Part of the debate – in the Senedd at 3:00 pm on 23 March 2021.
Over the last year, we have heard desperately sad stories of husbands and wives dying within days of each other, of brothers and sisters taken by the virus, of generations from the same family succumbing to COVID-19. They will be remembered in the hearts and minds of all those who know and loved them and, today, we remember them too. Wales will have two permanent living memorials to all those who have died, as we plant forests in north and south Wales. These will be spaces for families to come to remember their loved ones and places of reflection for others. Because this virus has taken something from each one of us here today; each one of us will know someone who has died or someone who has been ill.

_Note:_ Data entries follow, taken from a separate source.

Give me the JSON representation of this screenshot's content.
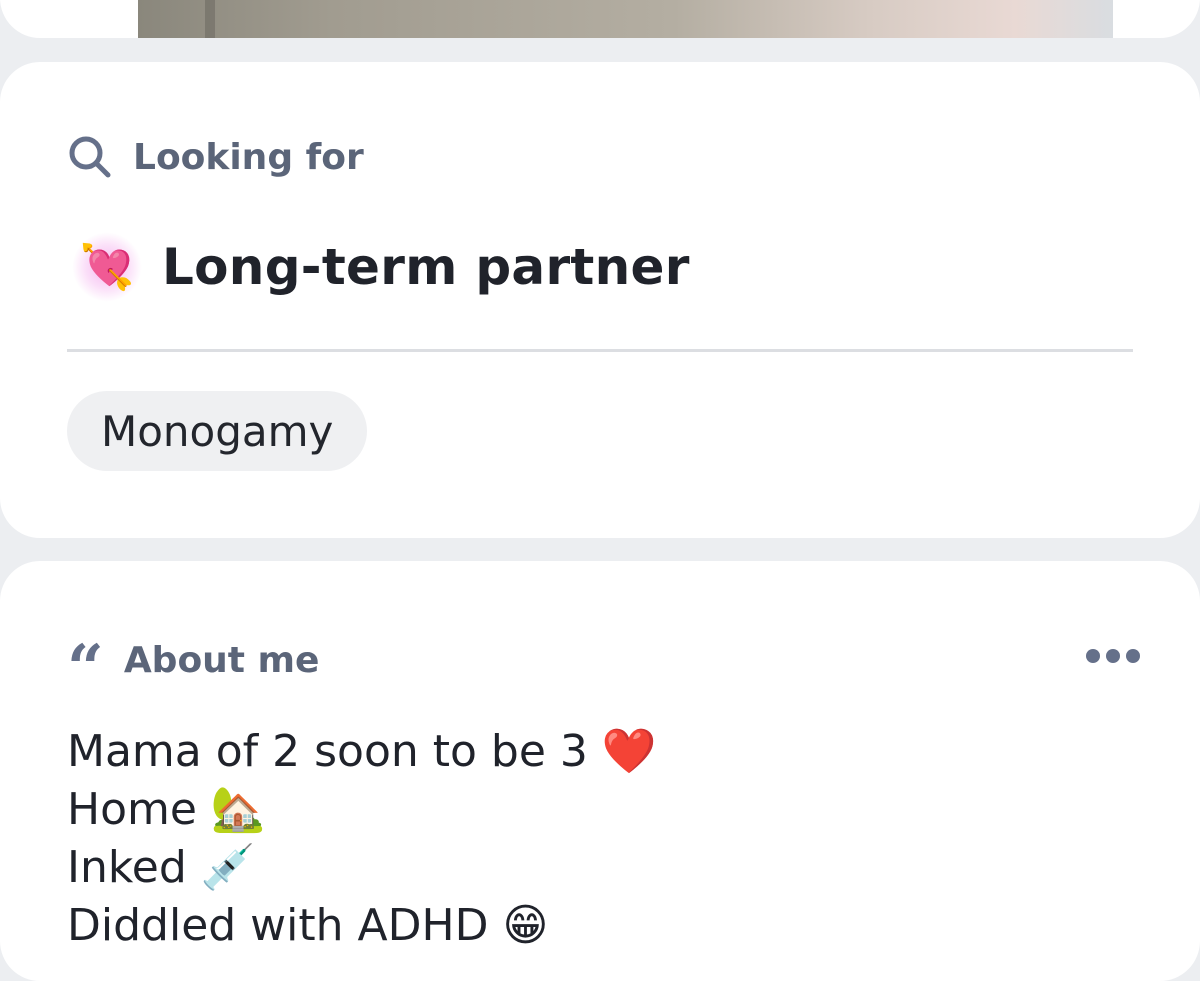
{
  "looking_for": {
    "header_label": "Looking for",
    "value_emoji": "💘",
    "value": "Long-term partner",
    "tag": "Monogamy"
  },
  "about_me": {
    "header_label": "About me",
    "quote_glyph": "“",
    "bio_lines": [
      "Mama of 2 soon to be 3 ❤️",
      "Home 🏡",
      "Inked 💉",
      "Diddled with ADHD 😁"
    ]
  },
  "icons": {
    "looking_for": "search-icon",
    "about_me": "quote-icon",
    "more": "more-options-icon",
    "value": "heart-with-arrow-icon"
  },
  "colors": {
    "background": "#eceef1",
    "card": "#ffffff",
    "header_text": "#5b6579",
    "body_text": "#20232b",
    "tag_bg": "#eff0f2",
    "accent_glow": "#e85adc"
  }
}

The cost has been felt in ways in which we live our daily lives. It has interrupted our traditions from Christmas, Ramadan, Diwali and Hanukkah. It's cancelled weddings and changed the way we say goodbye to those whom we have lost. There has been a huge financial cost as businesses have closed, some of which will, sadly, never reopen, and jobs have been lost too. And the virus has fundamentally changed the ways we interact with each other, casting a shadow on all our lives. It's not just touching elbows instead of shaking hands, or Zoom calls replacing face-to-face meetings; the virus has taken human touch and human contact away from us. We have already seen the impact of the pandemic on our mental health and well-being in feelings of loneliness, isolation, anxiety and frustration, and, as we discussed earlier this afternoon, the full force of all of that may yet be to come.
And yet, Llywydd, as painful as the human cost has been, this extraordinary year has also shown the huge resilience of the human spirit and the phenomenal willingness of people in communities to help one another. Week after week, we have seen more people volunteering to help those who have been shielding and to support our public services; over 100 new volunteers coming forward again in just the last week. And as schools and shops have closed for prolonged periods, our homes have become classrooms and workplaces, and businesses have found innovative ways to offer services remotely. Rush-hour queues have almost disappeared, and we've learned how to deploy the 'mute' button—or at least most of us have most of the time.
Llywydd, I want to pay tribute to the remarkable way our public services have responded to the pandemic, and to the dedication and determination of the tens of thousands of people working in our NHS and care services and in all those day-to-day services we rely upon that are provided by our local authorities, and, beyond all that, I want to thank everybody who has put themselves at risk at work to serve others: in retail, bus, train and taxi drivers, teachers and school staff—the list is long and longer than I can set out this afternoon. It is your tireless work that has kept us all safe.
And the response to the pandemic in Wales has been a social partnership response, whether that's our successful test, trace protect service, which was built from scratch and which the Wales Audit Office said last week was making an important contribution to the management of COVID-19, whether it's securing supplies of personal protective equipment from Welsh businesses for the NHS and social care, or our world-leading genomic surveillance system in Wales, which is helping to identify new variants of the virus, and of course, our fantastic vaccination programme, which continues to go from strength to strength as it provides vaccines to people at incredible speed. In less than four months, Llywydd, thousands of NHS staff, supported by military personnel and volunteers, working from 600 centres, have given more than half the adult population of Wales their first dose of the vaccine, vaccination that gives us real hope for a better future and a different relationship with this virus—a future where we will be able to live with fewer restrictions.
Because, over the last 12 months, all four UK Governments have taken unprecedented decisions to protect people’s health and to control the spread of the virus. It's meant intervening in people's lives in ways not seen for generations. None of these decisions have been easy, and quite certainly none of them have been taken lightly, but they have been necessary to save lives and livelihoods.
I want to thank everyone in Wales for their support and help. Yours is the victory that has brought the virus under control time and again over the course of this year. It is only because people across our nation have followed the rules and kept ourselves and our families safe that we are now able to start relaxing those restrictions, carefully unlocking Wales sector by sector. And we will go on doing this gradually, step by step, so that we do not throw away any of the hard work and sacrifices 3 million people have made over the last three months, always mindful of how quickly this virus can return, as we have seen from the sobering experiences in Europe over the last week.
Llywydd, across Wales we have seen an enormous spirit of social solidarity and hundreds of thousands of individual small acts of kindness, even as so many lives have been disrupted and put on hold. It's because of that spirit that we start this spring and mark this anniversary with a sense of hope. Cases have fallen, the pressure on our NHS is receding; we have more and different tests available and vaccination on a mass scale. We are beginning to unlock our country and we are determined to do so in a way that keeps rates of the virus low. We will rebuild and recover, building a fairer and a greener Wales, in which no-one is held back and no-one is left behind.
Llywydd, we are living with coronavirus and are likely to be so for some time yet. But the tenacity of hope in the bad days and the audacity of hope in the better times are both part of the human condition. It's this that allows us to say that this year can be different and this year will be better than the last. Diolch yn fawr.